2. Continuous Contextual Coding
Once specifications are established, AI transitions smoothly into coding. Rather than treating code as isolated tasks, the AI draws from the broader system architecture and prior specifications to write aligned, reusable, and dependency-aware code. The ability to reference multi-file contexts significantly improves coherence across modules and helps avoid structural fragmentation.
3. Automated Testing & Error Recovery
AI doesn’t just generate tests—it iteratively runs and fixes them. When failures occur, it can trace them back through the system spec and implementation, identify the cause, and attempt auto-corrections. This reduces the back-and-forth cycle between developers and QA, tightening the feedback loop to near real-time.
Compression of Sprint Cycles
Where traditional development might require 2–3 weeks per sprint, AI-augmented workflows often converge in 3–5 days. This acceleration is not just a product of faster coding—it’s a reflection of reduced context switching, fewer handoffs, and automation of error resolution and testing.
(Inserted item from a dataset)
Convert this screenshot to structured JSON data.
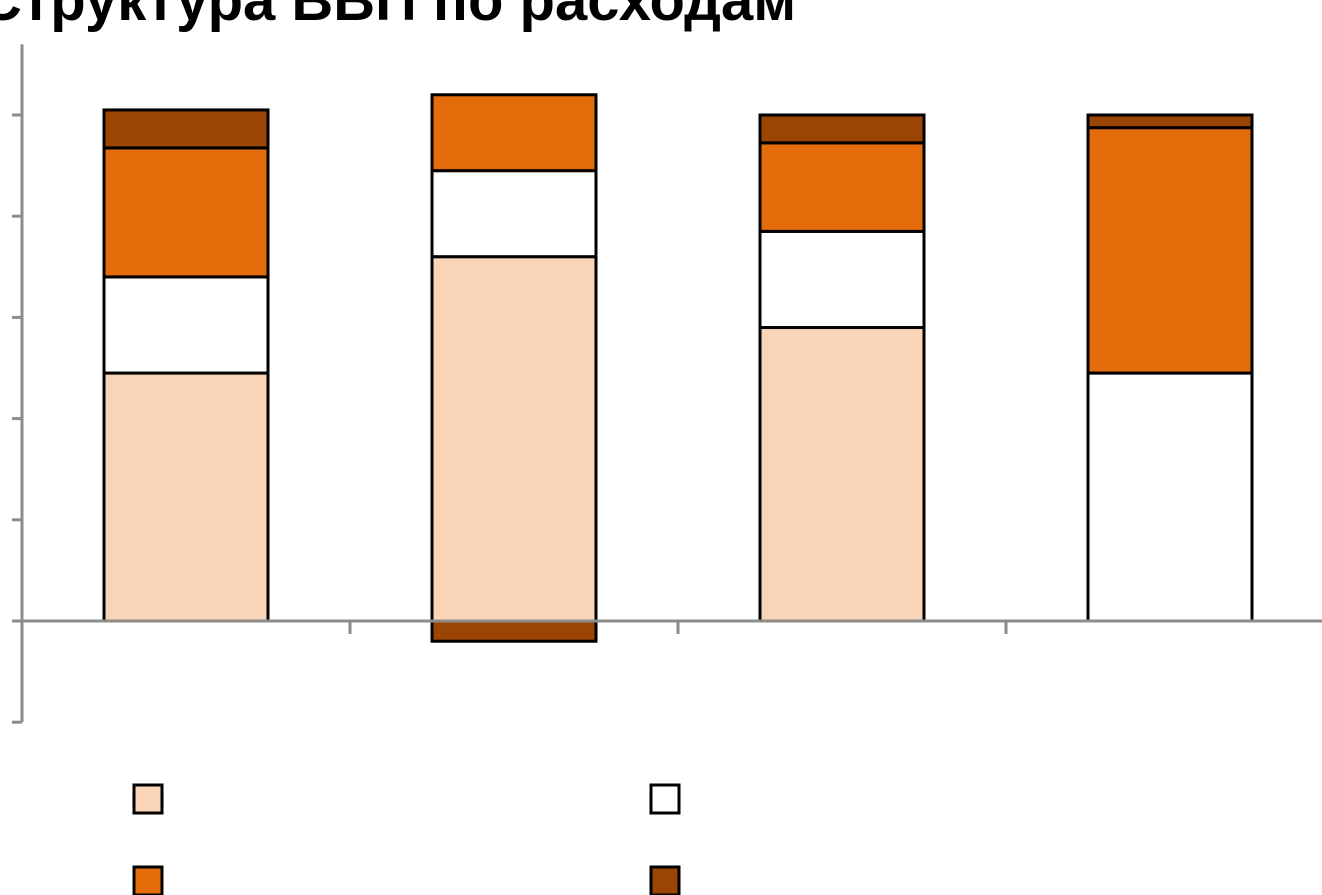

The human's role is evolving—from writing every line of specification, code, and tests to guiding the AI, answering its questions, and correcting course when it goes off track.
New workflow:
AI: Writes ~90% of specifications, code, and tests
Human: Provides clarity, reviews output, fills in gaps, and occasionally writes the tricky parts
By saving specifications alongside code and allowing AI tools to operate across both spaces, this development paradigm reduces planning debt and eliminates many points of friction that slow down traditional software delivery. As AI-native tools continue evolving, the emphasis shifts from just writing code to managing a dynamic, context-rich development environment that continuously reasons about what’s being built—and why.
This new partnership fundamentally transforms how technical teams work. Rather than implementing every detail manually, teams now focus on higher-level concerns while leveraging AI to handle routine implementation tasks.
The AI handles most of the coding workload, generating specifications based on requirements, implementing standard patterns, writing routine tests, and handling boilerplate code. This frees the technical team to concentrate on what humans do best: providing domain expertise, making architectural decisions, reviewing for business alignment, and solving novel problems that the AI hasn't encountered in its training.
Technical teams become more like directors—guiding the AI with clear requirements, reviewing its output for quality and alignment with business goals, intervening when necessary to correct misunderstandings, and writing specialized components that require deep domain knowledge or innovative approaches.
This creates a multiplier effect where a single technical team with AI assistance can accomplish what previously required multiple teams of specialists, all while maintaining or even improving code quality and reducing technical debt.